Il faudrait une Sarah pour s’intéresser à tous ces destins tragiques de femmes oubliées — quel spectacle, tout de même, que celui de Berlioz, fou d’amour, jouant les timbales dans sa propre Marche au supplice dans la grande salle du Conservatoire. Ce quatrième mouvement est une pure folie, un rêve d’opium, d’empoisonnement, de torture ironique et grinçante, une marche vers la Mort, écrite en une nuit, une nuit de pavot, et Berlioz, raconte Heinrich Heine, Berlioz depuis sa timbale regardait Harriet Smithson, il la fixait, et chaque fois que ses yeux croisaient les siens, il frappait plus fort sur son instrument, comme un possédé. (Heine note par ailleurs que la timbale, ou les percussions en général, était un instrument qui seyait à Berlioz. Berlioz n’a jamais voyagé en Orient, mais était, depuis ses vingt-cinq ans, fasciné par Les Orientales d’Hugo. Il y aurait donc un Orient second , celui de Goethe ou d’Hugo, qui ne connaissent ni les langues orientales, ni les pays où on les parle, mais s’appuient sur les travaux des orientalistes et voyageurs comme Hammer-Purgstall, et même un Orient troisième , un Tiers-Orient , celui de Berlioz ou de Wagner, qui se nourrit de ces œuvres elles-mêmes indirectes. Le Tiers-Orient, voilà une notion à développer. Comme quoi, il y a plus de choses qu’on ne croit dans une timbale.) Toujours est-il que cette pauvre Ophélie de Harriet Smithson, contrairement aux troupes britanniques, succomba aux percussions françaises et épousa l’artiste. Ce mariage forcé par l’art se termina en désastre, parfois la musique ne peut pas tout, et Heine remarque, quelques années plus tard, alors que l’on rejoue la Symphonie fantastique au Conservatoire, que “Berlioz est de nouveau assis derrière l’orchestre, aux percussions, que la grosse Anglaise est toujours à l’avant-scène, que leurs regards se croisent de nouveau… mais qu’il ne frappe plus si fort sur sa timbale”.
Il faut être Heine pour dessiner ainsi, en dix lignes, le roman d’un amour défunt ; le bon et spirituel Henri Heine , comme l’appelle Théophile Gautier, Heine qui lui pose la question, alors que le haschischin est sur le point de partir pour Constantinople, à Paris au concert de Liszt, avec son accent allemand plein d’humour et de malice : “Comment ferez-vous pour parler d’Orient quand vous y serez allé ?” Question qu’on aurait pu poser à tous les voyageurs à Istanbul, tant le voyage diffuse son objet, le dissémine et le multiplie dans les reflets et les détails jusqu’à lui faire perdre sa réalité.

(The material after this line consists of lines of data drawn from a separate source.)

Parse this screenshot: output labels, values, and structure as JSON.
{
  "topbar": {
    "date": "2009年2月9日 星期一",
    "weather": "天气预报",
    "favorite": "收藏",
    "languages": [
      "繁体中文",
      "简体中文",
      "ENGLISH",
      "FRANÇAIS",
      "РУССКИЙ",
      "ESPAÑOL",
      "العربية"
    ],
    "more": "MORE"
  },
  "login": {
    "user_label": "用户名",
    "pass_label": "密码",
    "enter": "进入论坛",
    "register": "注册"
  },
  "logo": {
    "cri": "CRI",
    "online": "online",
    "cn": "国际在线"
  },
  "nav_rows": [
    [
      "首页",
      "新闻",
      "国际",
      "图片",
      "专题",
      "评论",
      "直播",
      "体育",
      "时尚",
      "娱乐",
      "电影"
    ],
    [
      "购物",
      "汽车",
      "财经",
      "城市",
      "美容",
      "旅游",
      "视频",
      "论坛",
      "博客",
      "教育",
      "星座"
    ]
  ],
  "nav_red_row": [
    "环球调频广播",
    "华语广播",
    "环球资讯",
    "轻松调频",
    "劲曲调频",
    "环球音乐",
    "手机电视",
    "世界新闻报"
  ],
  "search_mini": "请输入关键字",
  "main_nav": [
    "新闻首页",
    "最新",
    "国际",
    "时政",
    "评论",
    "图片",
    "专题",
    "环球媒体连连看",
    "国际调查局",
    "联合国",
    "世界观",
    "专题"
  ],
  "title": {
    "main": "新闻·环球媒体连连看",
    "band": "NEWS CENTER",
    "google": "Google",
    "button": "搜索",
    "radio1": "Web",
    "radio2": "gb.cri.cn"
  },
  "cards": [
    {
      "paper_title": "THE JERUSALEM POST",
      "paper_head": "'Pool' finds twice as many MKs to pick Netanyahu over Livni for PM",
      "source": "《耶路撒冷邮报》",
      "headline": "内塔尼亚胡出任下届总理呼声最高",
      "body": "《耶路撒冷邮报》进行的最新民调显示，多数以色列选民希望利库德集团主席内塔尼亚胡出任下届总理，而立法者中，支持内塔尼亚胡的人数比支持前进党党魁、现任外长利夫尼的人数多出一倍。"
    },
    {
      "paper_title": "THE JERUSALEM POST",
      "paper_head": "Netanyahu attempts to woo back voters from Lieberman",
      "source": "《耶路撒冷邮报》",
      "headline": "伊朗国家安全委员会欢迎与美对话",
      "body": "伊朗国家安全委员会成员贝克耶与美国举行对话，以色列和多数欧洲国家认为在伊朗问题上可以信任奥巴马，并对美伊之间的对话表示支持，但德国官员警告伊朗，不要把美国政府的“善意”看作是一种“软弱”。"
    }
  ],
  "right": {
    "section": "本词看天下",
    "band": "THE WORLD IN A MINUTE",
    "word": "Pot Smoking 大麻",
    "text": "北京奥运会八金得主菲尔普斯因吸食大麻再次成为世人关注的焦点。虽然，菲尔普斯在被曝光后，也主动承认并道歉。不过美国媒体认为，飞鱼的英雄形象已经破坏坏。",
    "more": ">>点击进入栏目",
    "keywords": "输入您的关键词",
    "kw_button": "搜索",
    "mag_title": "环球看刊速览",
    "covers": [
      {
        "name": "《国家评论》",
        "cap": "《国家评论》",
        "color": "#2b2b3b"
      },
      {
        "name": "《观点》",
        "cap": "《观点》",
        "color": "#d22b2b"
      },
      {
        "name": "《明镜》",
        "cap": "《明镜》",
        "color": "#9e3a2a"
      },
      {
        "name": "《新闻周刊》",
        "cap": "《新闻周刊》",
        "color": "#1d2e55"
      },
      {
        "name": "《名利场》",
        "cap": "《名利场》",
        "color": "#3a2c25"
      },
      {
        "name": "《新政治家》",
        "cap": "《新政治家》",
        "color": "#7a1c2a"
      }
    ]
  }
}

Franz Liszt raconte d’ailleurs bien peu de chose sur cette visite en Turquie qu’une plaque commémorative, dans la ruelle qui descend vers le palais de France à Beyoglu, rappelle brièvement aux passants. On sait qu’il fut reçu, dès sa descente de bateau, par le maître de musique Donizetti et l’ambassadeur d’Autriche que le sultan avait mandés à sa rencontre ; qu’il logea au palais de Chagatay, quelques jours, invité du Grand Seigneur, et qu’il y donna un concert sur ce fameux piano Érard ; qu’il passa ensuite un temps au palais d’Autriche puis au palais de France où il fut l’hôte de l’ambassadeur François-Adolphe de Bourqueney et donna un second concert, toujours sur le même instrument qui le suivait décidément partout ; qu’il rencontra l’ambassadeur lui-même à la fin de son séjour, car la femme de celui-ci était auparavant souffrante ; qu’il donna un troisième concert à Péra et retrouva deux vieilles connaissances, un Français et un Polonais, avec lesquels il fit une excursion en Asie ; qu’il remercia par courrier Lamartine, grand spécialiste de l’Empire ottoman, qui lui avait envoyé une lettre d’introduction pour le ministre des Affaires étrangères Rechid Pasha : c’est à peu près tout ce que l’on peut dire de source sûre.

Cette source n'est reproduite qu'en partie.